今日はあいにく雨だったが、寒い冬の初めにもかかわらず11月の初旬、イタリアで一時的に暖かな日が続くことがある。これを「サン•マルティーノの夏」と呼ぶ。

 

San Martinoとは、聖人の名前で、日本では聖マルティヌスとして知られている。4世紀、現在のハンガリーに生まれ、ローマ騎兵となったが、受洗し、修道士となりフランスはトウールの司教となった。ある大雪の日に、半裸の物乞いに出会い、着ていたマントを二つに切り裂いて与え、その夜、切れたマントを纏ったイエスが夢に現れ、「あなたがマントを与えた男こそ、この私である」と言われたという。

 

さらに、このサン•マルティーノは騎士や兵士、毛織物関連業者、靴屋、物乞い、家畜、そしてホテル経営者の守護聖人でもあるという。また、ロワール川流域での葡萄栽培の先駆者としても知られ、イタリアではワインの守護聖人ともなっている。

 

ちないに11月11日はサン·マルティーノの命日とされているが、埋葬日という説と誕生日である、という説があるそうだ。

 

何れにしても、今日は残念なことに雨。

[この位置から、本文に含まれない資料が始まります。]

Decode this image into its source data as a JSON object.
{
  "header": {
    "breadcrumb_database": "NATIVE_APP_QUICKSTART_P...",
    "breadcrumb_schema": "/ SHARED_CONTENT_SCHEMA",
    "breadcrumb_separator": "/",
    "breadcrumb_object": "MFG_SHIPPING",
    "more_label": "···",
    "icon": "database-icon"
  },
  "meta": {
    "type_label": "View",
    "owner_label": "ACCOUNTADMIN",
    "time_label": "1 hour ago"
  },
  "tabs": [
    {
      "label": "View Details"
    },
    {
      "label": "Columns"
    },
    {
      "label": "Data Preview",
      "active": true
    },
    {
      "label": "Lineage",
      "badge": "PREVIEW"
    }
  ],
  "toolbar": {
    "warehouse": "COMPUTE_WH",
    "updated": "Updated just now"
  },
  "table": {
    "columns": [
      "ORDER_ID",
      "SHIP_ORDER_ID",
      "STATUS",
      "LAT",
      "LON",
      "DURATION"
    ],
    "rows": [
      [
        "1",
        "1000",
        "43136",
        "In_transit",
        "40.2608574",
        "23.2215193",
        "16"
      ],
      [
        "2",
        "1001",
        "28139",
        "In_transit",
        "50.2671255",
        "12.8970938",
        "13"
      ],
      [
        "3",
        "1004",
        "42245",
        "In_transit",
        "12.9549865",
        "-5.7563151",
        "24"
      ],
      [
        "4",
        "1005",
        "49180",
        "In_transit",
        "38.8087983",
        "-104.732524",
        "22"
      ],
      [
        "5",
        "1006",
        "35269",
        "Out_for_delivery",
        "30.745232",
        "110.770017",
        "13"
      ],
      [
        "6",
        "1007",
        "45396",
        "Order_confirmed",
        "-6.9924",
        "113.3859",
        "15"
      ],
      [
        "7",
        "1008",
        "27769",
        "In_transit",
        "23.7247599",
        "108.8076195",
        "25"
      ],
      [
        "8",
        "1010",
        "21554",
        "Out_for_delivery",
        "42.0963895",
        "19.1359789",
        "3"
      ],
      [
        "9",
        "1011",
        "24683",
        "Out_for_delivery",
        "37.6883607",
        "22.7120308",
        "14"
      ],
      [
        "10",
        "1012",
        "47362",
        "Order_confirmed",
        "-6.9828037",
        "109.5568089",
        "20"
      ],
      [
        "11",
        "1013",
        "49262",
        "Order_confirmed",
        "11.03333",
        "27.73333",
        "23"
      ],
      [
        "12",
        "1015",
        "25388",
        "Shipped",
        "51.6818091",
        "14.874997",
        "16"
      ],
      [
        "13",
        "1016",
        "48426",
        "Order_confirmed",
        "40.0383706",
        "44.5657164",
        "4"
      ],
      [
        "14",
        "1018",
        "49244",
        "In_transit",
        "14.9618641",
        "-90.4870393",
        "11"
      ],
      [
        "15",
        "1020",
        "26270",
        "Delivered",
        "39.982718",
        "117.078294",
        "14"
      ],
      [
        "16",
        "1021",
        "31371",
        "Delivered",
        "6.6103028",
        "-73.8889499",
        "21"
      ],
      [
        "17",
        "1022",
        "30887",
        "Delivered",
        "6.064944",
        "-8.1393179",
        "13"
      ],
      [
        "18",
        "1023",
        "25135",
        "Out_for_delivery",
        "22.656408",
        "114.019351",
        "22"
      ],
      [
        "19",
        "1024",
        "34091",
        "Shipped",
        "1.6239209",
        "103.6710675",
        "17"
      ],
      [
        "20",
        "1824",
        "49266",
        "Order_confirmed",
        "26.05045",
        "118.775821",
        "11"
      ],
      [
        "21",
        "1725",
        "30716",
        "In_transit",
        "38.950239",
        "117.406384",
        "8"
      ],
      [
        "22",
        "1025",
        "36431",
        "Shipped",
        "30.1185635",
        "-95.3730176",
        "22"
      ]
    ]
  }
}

天気が不安定な時期でもあるが、秋の味覚や天気にまつわるサン·マルティーノの言葉が幾つかあるのが非常に興味深い。

 

“A San Martino ogni mosto diventa vino” 

"Per San Martino cadono le foglie e si spilla il vino"「サン·マルティノの日にすべてのマスト(ワインになる前のブドウ果汁)はワインになる」

 

”'A San Martino castagne e vino”

”Per San Martino castagne e buon vino”

”A San Martino castagne arrosto con vino novello”  いずれも「サン・マルティーノの日には、焼き栗とワイン。」

 

“Se il dì di San Martino il sole va in bisacca, vendi il pane e tieniti la vacca. Se il sole va invece giù sereno, vendi la vacca perché è poco il fieno”   「サン•マルティーノの日がビサッカに沈むなら、パンを売って牛を飼う。太陽が沈む代わりに落ち着いたら、干し草が少ないので牛を売ってください」

 

つまり、11月11日の日没時に雲が太陽を覆っている場合、干し草と小麦の豊作を期待できるので、パンと太った牛を販売することができるが、美しい空に沈むなら穏やかな、動物のための十分な干し草はないということ。つまり、それらを売ってしまった方が良い、ということなのだという。

 

何れにしても、イタリアでは、前世紀まで、ある地域によっては、11月11日に裁判所や学校、選挙の活動が行われ、農業と家賃の契約が失効したのだという。また多くの分野で、移動や立ち退きなど「ファー・サン・マルティーノ」と呼ぶのだそうだ。